No public-API breakage; all changes are additive or backwards-compatible.
Defaults unchanged. adaptive_fairness still defaults to True with
the existing heuristic-boundary UserWarning.

What this release closes

The v0.5.0 audit identified five defense-risk items. v0.6.0 closes all
of them.

1. Honest synthetic-FedAvg baseline

FedAvgBaseline (used by run_fairness.py and run_sota_comparison.py)
previously inflated reported fitness via an opaque log-shaped
improvement_factor. v0.6.0 makes the multiplier opt-in:

  • New flag FedAvgConfig.simulate_training_curve (default False).
  • Default behavior now reports the raw FitnessFunction.evaluate
    value, with no synthetic improvement curve.
  • Demographic divergence is unchanged across modes (the selection
    rule was never affected).

Docstring rewritten to clarify scope: this is the synthetic-fitness
benchmarking baseline; the headline real-FL FedAvg comparison in the
paper is produced by
experiments.run_real_fl.run_fedavg_all_clients_trial, which performs
an actual sklearn logistic-regression FedAvg pass.
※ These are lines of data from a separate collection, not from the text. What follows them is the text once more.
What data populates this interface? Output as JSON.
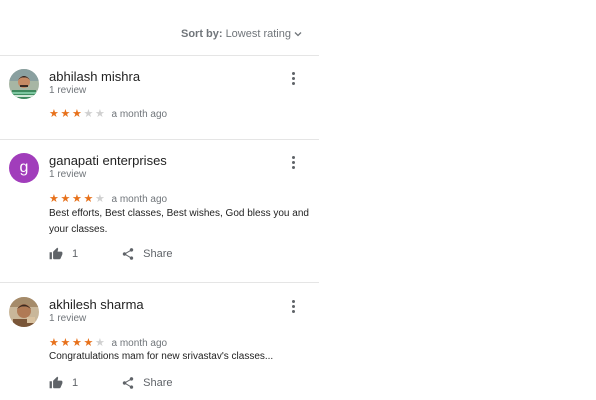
{
  "sort": {
    "label": "Sort by:",
    "value": "Lowest rating"
  },
  "reviews": [
    {
      "name": "abhilash mishra",
      "count": "1 review",
      "rating": 3,
      "time": "a month ago",
      "text": "",
      "likes": "",
      "share": ""
    },
    {
      "name": "ganapati enterprises",
      "initial": "g",
      "count": "1 review",
      "rating": 4,
      "time": "a month ago",
      "text": "Best efforts, Best classes, Best wishes, God bless you and your classes.",
      "likes": "1",
      "share": "Share"
    },
    {
      "name": "akhilesh sharma",
      "count": "1 review",
      "rating": 4,
      "time": "a month ago",
      "text": "Congratulations mam for new srivastav's classes...",
      "likes": "1",
      "share": "Share"
    }
  ],
  "colors": {
    "star_on": "#e7711b",
    "star_off": "#d0d0d0",
    "avatar_letter_bg": "#a13dbb",
    "muted": "#70757a"
  },
  "icons": {
    "sort": "chevron-down-icon",
    "menu": "more-vert-icon",
    "like": "thumb-up-icon",
    "share": "share-icon"
  }
}
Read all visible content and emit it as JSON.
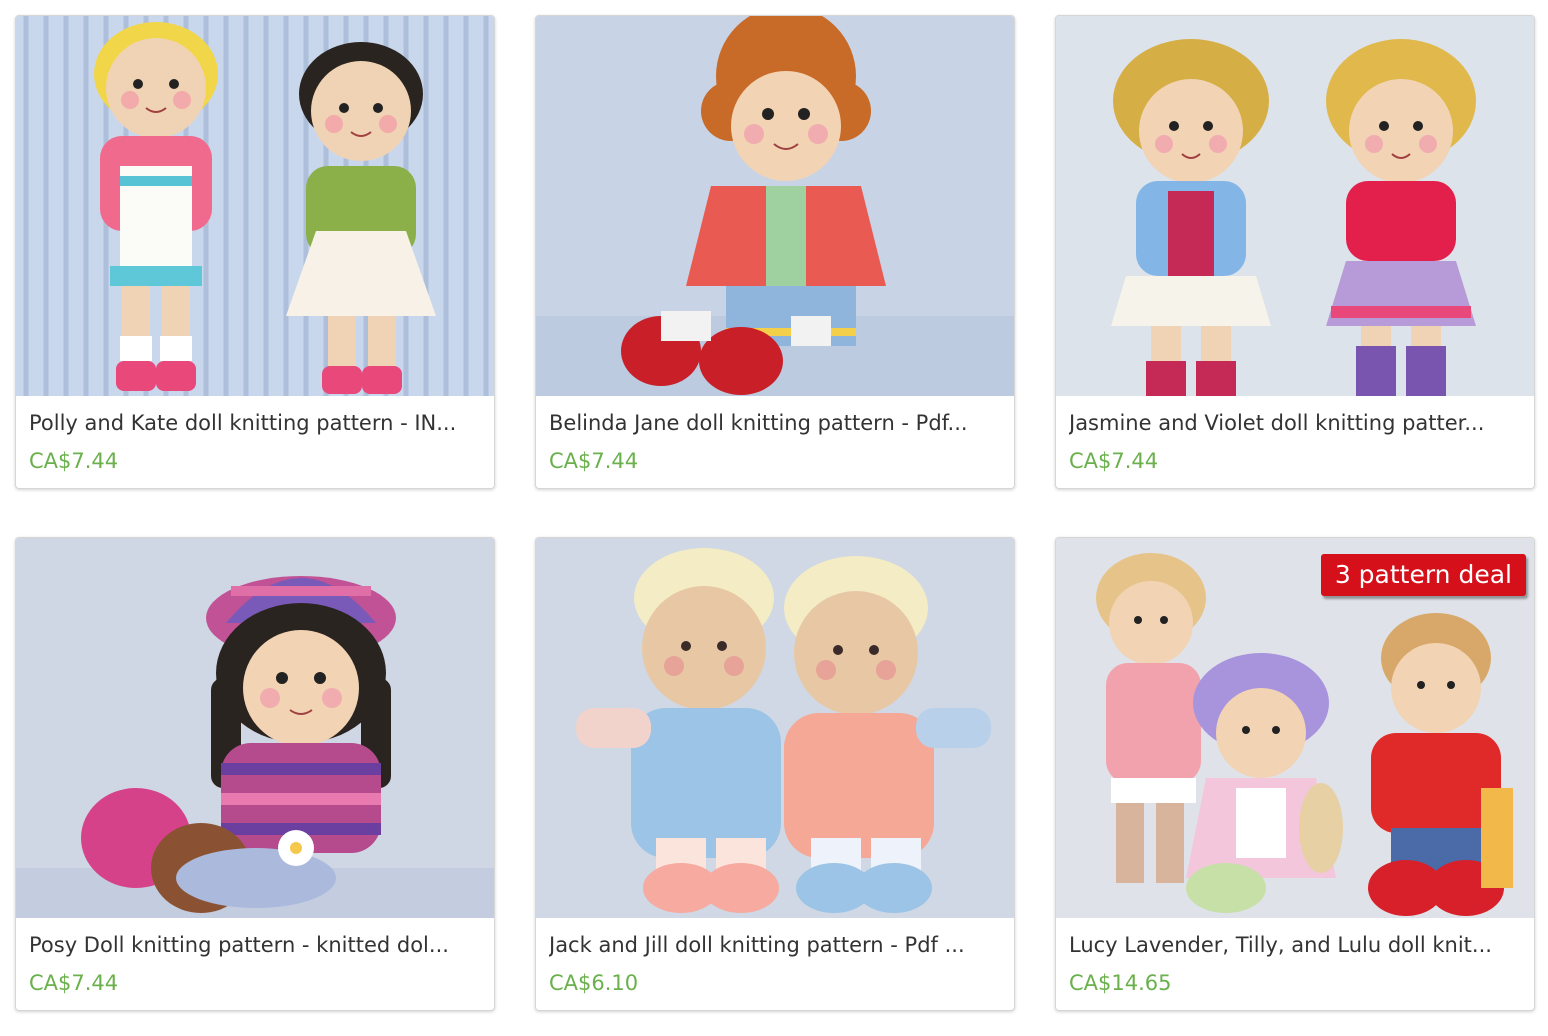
{
  "listings": [
    {
      "title": "Polly and Kate doll knitting pattern - IN...",
      "price": "CA$7.44"
    },
    {
      "title": "Belinda Jane doll knitting pattern - Pdf...",
      "price": "CA$7.44"
    },
    {
      "title": "Jasmine and Violet doll knitting patter...",
      "price": "CA$7.44"
    },
    {
      "title": "Posy Doll knitting pattern - knitted dol...",
      "price": "CA$7.44"
    },
    {
      "title": "Jack and Jill doll knitting pattern - Pdf ...",
      "price": "CA$6.10"
    },
    {
      "title": "Lucy Lavender, Tilly, and Lulu doll knit...",
      "price": "CA$14.65",
      "badge": "3 pattern deal"
    }
  ],
  "colors": {
    "price": "#6ab04c",
    "title": "#333333",
    "badge": "#d6101a"
  }
}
2. Proven-vs-adaptive paired benchmark

The default adaptive_fairness=True enables curriculum schedules for
λ and c₃ that extend beyond Theorem 1's spectral-radius proof. v0.6.0
adds experiments/run_proven_config.py, a paired-comparison sweep
running FairSwarm twice per seed under matched random init: once
adaptive, once with adaptive_fairness=False (the formally proven
configuration).

On the default 20-seed sweep over a 20-client / 4-group / coalition-of-8
problem with AccuracyFairnessFitness:

Config Mean DemDiv 95% CI
Adaptive (paper) 0.01543 [0.00937, 0.02148]
Proven (Thm 1) 0.01480 [0.00876, 0.02083]

Paired Δ (proven − adaptive): −0.00063 [−0.00165, +0.00038]

The paired CI crosses zero. Every empirical claim in the paper holds
under the formally proven dynamics. Artifact committed at
results/proven_config/proven_config_20260512_193523.json.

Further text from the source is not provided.